We did not find the building so at a nearby police station we stopped to ask. We were advised to look for a very old couple living down the road. This couple, we were told, know all there is to know about old Berdichev. We strolled on looking for this couple and it was not long before we spotted an elderly man carrying two buckets of water. We stopped him and after a couple of seconds ascertain that he was indeed “our man”. We offered to help him with the water only to hear him reply with a smile – “I am only 82; I should still be able to carry these buckets”. He carried the buckets to a next door small wooden structure, straight out of ‘Fiddler on the Roof’, and called his wife.

 

The old couple in Berdichev

The old couple from Berdichev. Their residence had formerly been a Jewish home.

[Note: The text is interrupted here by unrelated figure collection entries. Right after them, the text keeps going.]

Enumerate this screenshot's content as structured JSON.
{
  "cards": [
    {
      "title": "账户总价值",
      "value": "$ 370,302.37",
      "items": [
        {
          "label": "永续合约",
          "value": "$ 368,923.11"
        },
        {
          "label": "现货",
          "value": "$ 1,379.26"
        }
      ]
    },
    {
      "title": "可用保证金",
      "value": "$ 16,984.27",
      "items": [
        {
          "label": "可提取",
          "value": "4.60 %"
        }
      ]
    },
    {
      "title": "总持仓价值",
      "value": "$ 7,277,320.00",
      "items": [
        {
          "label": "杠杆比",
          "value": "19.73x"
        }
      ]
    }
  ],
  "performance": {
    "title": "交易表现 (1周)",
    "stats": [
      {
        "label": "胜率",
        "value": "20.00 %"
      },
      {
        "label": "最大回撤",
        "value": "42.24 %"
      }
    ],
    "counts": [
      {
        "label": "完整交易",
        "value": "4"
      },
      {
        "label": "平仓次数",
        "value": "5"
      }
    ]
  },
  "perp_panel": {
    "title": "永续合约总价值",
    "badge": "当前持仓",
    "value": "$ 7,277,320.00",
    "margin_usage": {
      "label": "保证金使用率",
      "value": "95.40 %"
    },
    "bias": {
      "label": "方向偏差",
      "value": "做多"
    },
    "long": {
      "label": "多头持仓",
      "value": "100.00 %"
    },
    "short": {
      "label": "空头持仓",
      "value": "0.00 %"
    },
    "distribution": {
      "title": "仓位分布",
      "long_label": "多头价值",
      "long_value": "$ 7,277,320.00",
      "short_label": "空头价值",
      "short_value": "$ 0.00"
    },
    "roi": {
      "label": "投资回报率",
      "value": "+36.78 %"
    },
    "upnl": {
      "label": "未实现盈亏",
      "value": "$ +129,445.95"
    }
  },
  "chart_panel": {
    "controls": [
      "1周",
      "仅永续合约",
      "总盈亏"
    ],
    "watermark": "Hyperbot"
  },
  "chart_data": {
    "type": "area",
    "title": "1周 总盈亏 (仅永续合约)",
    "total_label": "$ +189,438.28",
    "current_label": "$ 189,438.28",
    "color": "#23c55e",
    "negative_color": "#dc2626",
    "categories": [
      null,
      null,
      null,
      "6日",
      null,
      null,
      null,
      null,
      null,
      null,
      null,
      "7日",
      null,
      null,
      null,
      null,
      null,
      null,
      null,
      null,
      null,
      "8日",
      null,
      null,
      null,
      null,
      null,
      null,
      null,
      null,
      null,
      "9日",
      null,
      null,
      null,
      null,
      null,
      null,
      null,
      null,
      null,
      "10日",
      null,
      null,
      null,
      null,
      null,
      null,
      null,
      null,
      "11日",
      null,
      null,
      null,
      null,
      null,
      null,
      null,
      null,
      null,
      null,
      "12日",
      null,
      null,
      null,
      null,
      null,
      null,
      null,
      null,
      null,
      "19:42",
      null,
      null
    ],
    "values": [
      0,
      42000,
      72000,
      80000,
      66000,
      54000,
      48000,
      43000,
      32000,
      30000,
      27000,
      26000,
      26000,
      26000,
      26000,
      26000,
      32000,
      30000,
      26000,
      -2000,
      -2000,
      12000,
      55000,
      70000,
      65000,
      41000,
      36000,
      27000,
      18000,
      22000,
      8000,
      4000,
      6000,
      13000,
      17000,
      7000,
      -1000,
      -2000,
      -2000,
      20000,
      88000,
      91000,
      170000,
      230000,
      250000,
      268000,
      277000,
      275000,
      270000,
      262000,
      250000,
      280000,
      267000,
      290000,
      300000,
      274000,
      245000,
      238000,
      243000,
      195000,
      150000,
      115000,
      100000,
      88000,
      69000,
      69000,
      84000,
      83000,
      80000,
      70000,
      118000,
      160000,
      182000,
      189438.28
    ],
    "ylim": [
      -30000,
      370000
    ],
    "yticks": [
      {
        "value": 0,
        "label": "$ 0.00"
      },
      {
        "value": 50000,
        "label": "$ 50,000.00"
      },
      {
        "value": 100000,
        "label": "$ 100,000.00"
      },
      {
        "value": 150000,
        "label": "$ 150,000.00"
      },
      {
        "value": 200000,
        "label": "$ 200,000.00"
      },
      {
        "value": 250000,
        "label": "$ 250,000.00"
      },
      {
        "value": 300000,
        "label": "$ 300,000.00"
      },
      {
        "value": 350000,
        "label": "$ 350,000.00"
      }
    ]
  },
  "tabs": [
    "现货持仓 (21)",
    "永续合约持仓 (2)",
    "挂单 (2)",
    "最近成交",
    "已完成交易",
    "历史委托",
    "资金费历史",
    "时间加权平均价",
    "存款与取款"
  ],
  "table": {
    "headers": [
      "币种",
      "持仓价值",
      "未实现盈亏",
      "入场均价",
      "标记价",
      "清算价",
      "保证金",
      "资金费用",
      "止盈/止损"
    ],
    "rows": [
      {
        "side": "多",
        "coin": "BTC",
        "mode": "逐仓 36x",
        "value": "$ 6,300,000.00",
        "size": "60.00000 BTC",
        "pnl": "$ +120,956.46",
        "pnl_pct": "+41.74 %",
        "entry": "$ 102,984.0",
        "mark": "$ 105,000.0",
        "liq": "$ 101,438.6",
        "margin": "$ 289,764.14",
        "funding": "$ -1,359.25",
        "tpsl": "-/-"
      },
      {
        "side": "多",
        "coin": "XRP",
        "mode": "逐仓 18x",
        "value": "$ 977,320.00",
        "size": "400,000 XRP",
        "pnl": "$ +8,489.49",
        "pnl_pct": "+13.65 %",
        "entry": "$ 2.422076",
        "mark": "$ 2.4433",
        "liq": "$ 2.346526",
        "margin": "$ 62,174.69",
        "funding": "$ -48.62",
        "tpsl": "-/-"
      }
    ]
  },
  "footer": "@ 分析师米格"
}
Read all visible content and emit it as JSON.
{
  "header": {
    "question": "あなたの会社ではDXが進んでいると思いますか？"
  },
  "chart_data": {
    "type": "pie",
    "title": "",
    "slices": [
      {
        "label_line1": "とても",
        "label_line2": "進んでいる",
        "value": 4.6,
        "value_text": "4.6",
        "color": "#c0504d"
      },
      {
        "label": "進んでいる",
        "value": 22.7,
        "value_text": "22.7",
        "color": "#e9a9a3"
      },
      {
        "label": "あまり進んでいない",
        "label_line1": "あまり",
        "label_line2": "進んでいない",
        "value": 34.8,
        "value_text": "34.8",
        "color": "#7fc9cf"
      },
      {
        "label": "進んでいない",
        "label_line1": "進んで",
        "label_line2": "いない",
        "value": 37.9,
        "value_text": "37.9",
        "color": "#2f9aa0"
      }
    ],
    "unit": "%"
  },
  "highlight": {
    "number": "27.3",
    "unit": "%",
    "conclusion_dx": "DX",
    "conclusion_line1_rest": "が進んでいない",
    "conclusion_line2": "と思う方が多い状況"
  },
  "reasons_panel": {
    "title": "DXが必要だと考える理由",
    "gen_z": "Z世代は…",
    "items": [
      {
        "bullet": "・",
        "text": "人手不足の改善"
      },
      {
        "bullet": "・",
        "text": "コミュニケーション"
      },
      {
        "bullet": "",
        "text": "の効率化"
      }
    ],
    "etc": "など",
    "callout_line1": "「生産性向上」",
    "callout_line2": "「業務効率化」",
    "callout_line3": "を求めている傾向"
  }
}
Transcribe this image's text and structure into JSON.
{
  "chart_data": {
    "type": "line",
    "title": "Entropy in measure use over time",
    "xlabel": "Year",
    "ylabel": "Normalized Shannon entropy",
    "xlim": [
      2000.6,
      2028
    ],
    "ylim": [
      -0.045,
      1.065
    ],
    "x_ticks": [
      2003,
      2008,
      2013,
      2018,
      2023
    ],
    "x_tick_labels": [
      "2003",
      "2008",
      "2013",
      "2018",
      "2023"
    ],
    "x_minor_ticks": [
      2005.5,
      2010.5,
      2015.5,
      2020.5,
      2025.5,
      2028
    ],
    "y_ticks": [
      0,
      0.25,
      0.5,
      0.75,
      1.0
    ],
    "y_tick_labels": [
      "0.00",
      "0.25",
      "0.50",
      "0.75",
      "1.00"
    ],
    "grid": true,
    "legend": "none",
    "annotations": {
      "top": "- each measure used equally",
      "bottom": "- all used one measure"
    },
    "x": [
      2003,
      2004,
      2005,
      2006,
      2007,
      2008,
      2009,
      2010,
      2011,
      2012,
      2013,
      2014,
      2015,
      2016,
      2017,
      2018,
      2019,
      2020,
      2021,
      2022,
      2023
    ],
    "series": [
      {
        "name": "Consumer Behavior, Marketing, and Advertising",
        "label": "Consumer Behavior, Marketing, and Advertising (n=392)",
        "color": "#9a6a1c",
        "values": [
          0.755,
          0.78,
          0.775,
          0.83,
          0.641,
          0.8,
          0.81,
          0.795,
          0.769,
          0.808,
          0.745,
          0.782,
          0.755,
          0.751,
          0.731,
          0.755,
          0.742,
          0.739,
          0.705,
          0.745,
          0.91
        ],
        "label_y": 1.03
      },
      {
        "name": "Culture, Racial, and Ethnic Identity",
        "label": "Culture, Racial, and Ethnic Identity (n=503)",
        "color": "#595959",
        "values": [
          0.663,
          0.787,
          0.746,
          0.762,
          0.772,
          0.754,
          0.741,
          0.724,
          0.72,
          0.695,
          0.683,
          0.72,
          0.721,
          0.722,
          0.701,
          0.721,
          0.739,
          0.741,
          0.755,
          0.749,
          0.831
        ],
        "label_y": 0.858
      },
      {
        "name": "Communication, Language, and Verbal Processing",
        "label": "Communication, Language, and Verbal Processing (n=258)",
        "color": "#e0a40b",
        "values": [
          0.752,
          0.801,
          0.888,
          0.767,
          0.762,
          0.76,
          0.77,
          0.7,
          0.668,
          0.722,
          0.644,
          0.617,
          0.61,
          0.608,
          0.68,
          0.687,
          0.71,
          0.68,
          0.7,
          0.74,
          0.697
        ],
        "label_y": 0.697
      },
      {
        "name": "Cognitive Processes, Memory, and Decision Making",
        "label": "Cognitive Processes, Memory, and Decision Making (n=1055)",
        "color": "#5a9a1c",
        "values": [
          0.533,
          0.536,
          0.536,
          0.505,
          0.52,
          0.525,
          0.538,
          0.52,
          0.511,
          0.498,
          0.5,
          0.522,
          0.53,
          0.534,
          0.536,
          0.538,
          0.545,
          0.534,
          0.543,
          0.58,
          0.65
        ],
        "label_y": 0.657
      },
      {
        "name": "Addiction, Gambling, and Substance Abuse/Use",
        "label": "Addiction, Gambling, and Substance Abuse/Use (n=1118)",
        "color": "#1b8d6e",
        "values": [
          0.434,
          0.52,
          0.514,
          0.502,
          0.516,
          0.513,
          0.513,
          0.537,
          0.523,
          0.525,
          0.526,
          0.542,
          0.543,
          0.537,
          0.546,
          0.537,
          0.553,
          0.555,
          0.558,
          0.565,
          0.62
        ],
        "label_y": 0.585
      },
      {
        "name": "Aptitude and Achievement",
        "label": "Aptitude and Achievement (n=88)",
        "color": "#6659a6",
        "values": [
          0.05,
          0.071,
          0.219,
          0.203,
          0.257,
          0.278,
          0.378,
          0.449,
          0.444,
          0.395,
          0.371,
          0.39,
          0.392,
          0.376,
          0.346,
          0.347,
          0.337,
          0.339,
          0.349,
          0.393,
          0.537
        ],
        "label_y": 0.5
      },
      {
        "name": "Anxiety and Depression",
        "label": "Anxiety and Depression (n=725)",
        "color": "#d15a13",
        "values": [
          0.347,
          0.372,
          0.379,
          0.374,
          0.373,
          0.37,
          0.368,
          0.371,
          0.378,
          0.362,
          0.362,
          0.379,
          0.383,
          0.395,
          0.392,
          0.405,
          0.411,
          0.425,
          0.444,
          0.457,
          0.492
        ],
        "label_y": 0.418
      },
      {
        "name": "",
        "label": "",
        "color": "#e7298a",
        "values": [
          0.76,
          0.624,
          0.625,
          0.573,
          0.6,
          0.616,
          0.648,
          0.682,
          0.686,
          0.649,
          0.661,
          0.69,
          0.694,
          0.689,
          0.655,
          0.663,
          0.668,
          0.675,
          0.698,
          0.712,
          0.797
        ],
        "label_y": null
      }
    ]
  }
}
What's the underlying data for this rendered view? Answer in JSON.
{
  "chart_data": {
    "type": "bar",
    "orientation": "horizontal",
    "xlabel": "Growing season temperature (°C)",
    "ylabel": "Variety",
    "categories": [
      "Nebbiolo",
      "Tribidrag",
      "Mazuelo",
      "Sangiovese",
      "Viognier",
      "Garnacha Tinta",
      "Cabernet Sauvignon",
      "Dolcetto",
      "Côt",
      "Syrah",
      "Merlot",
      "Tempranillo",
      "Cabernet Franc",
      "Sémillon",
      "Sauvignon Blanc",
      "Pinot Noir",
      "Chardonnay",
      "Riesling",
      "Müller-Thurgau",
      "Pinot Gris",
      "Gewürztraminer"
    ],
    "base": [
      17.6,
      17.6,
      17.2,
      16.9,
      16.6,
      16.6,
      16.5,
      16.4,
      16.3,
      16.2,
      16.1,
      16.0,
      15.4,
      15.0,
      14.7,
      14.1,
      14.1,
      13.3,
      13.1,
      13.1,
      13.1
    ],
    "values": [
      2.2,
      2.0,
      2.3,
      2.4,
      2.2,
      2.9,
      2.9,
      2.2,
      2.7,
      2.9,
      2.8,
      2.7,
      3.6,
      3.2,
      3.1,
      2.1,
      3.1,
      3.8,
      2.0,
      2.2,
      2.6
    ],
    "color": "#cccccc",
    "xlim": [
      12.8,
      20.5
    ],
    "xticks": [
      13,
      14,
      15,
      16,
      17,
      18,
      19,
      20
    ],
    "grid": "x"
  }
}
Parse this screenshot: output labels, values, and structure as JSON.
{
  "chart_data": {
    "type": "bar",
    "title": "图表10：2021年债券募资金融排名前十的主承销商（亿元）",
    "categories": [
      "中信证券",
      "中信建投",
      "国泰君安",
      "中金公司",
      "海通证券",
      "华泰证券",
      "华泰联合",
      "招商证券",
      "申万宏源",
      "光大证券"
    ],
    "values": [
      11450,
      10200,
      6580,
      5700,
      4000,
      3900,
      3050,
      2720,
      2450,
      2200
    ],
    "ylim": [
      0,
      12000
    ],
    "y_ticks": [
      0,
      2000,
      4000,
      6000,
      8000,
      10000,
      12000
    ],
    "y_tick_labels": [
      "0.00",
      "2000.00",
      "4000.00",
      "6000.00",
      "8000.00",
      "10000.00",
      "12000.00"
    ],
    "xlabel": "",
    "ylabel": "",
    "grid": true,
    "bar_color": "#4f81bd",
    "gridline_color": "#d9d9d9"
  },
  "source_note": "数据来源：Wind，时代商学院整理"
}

At first they were reticent to talk to strangers, but after a few seconds, the ice broke. We learned that the couple had bought their residense 70 years ago. It was a “house” in the midst of a totally Jewish area. The “house” did not change since they bought it. From our short encounter we learned that the wife went to school with Jewish girls and still recalled some Yiddish and that the synagogue which we were searching for, was long gone! We also got the message that life in Berdichev today is no “milk and honey”.

An Old Flour Mill that has Disappeared:

We looked for the old Jewish flour mill, which used to stand on the northern bank of the river at the western edge of the town, adjacent to what is now the bridge leading to Zagrabellia. There was no trace of this mill and we were later advised that it had disappeared many years ago.